Me encontré en Limache con Maria Monvel y su marido Armando Donoso. El doctor Charlin, había recomendado al escritor una temporada de reposo, y por una simpática coincidencia se alojó en un hotel vecino a mi residencia.
Maria, solícita, procuraba hacerle grata la estadía en ese apacible pueblo. Las distracciones del erudito se habían acentuado con su enfermedad, y su mujer le advertía a cada instante; Armando, ¡olvidaste tu pluma!, Armando ¡olvidaste tu sombrero!, Armando ¡olvidaste tu remedio!.
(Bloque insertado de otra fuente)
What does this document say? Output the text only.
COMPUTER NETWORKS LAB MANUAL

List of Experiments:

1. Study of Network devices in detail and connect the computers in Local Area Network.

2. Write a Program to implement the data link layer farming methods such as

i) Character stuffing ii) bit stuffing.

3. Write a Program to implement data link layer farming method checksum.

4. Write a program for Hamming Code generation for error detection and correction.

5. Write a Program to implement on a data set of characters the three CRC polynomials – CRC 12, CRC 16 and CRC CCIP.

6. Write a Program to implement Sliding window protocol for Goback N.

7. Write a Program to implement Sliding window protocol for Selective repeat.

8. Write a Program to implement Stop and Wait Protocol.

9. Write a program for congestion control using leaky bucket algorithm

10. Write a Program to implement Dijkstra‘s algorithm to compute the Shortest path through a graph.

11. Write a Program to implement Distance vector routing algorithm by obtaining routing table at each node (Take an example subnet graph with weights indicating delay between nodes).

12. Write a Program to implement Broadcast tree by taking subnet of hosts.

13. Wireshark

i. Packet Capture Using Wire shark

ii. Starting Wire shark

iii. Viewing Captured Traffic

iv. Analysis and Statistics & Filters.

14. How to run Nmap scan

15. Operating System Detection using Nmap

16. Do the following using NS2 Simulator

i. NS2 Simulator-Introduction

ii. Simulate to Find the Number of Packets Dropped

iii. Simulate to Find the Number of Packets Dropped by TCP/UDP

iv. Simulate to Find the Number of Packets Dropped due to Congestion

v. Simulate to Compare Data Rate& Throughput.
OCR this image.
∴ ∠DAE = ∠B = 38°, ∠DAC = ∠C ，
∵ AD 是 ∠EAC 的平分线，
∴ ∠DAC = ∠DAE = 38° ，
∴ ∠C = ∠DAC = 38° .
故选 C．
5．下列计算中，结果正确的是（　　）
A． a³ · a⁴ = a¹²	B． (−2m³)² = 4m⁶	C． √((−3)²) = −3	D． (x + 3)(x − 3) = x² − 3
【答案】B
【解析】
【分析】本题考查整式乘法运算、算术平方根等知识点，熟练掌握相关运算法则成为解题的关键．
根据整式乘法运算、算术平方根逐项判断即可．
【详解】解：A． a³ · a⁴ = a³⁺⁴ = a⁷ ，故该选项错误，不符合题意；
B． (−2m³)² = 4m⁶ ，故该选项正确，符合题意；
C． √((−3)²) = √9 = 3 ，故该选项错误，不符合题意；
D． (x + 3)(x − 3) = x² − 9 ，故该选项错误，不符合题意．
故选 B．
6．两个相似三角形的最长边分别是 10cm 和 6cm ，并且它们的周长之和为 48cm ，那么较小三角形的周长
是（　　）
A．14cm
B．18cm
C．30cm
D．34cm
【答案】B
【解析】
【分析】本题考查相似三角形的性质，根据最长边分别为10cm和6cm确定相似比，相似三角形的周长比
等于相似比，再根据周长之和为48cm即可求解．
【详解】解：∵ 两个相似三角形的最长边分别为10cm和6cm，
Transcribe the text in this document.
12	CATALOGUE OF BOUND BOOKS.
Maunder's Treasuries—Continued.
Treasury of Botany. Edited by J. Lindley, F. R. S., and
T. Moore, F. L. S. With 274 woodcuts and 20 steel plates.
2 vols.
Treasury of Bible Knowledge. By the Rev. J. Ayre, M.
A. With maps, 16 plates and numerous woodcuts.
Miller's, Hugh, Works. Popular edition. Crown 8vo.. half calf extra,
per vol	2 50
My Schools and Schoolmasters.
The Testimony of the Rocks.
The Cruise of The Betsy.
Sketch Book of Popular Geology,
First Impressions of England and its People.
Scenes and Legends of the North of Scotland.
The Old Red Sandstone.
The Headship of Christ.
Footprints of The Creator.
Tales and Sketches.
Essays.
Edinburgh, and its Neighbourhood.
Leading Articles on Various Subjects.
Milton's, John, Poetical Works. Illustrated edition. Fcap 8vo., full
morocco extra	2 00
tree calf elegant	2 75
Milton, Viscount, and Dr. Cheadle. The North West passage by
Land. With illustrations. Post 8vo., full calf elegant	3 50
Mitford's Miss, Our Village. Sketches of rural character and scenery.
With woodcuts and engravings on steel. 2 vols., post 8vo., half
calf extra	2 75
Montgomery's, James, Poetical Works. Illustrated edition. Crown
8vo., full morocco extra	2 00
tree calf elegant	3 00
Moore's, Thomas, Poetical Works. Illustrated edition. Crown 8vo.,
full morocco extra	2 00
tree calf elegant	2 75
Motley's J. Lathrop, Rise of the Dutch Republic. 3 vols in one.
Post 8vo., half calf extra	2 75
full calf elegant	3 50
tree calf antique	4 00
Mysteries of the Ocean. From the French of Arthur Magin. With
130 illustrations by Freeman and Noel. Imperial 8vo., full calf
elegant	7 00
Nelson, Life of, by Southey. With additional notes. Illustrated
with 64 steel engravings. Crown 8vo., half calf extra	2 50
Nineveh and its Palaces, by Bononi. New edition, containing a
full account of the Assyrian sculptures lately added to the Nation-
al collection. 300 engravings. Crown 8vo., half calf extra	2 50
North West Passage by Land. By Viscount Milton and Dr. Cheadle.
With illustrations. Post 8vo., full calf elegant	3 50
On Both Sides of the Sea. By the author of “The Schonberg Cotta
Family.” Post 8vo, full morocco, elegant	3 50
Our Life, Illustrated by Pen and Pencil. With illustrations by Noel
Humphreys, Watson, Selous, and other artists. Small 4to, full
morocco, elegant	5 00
Un domingo lo esperamos conversando en el Lobby del Hotel, que repleto de gente, en ese instante, obligaba a los empleados a correr para satisfacer todos los pedidos. Armando vestía elegante traje de tela. Antes de llegar al comedor, se dejó caer agotado en un asiento, sin haber advertido un cartel que decía: ¡CUIDADO CON LA PINTURA!.
Desde el jardín se dirigió a nosotras y muy galante volvió para saludarme. Entonces, Maria vio las horribles rayas que habían teñido sus pantalones. Maria grito horrorizada: Armando ¡tus pantalones!. Este, creyendo que había olvidado colocárselos y haciendo el gesto pudoroso de Adán después del pecado original, logró ocultarse tras el mozo, que venia cargado de platos, derribándolo, para después emprender una carrera de “obstáculos” hacia al dormitorio.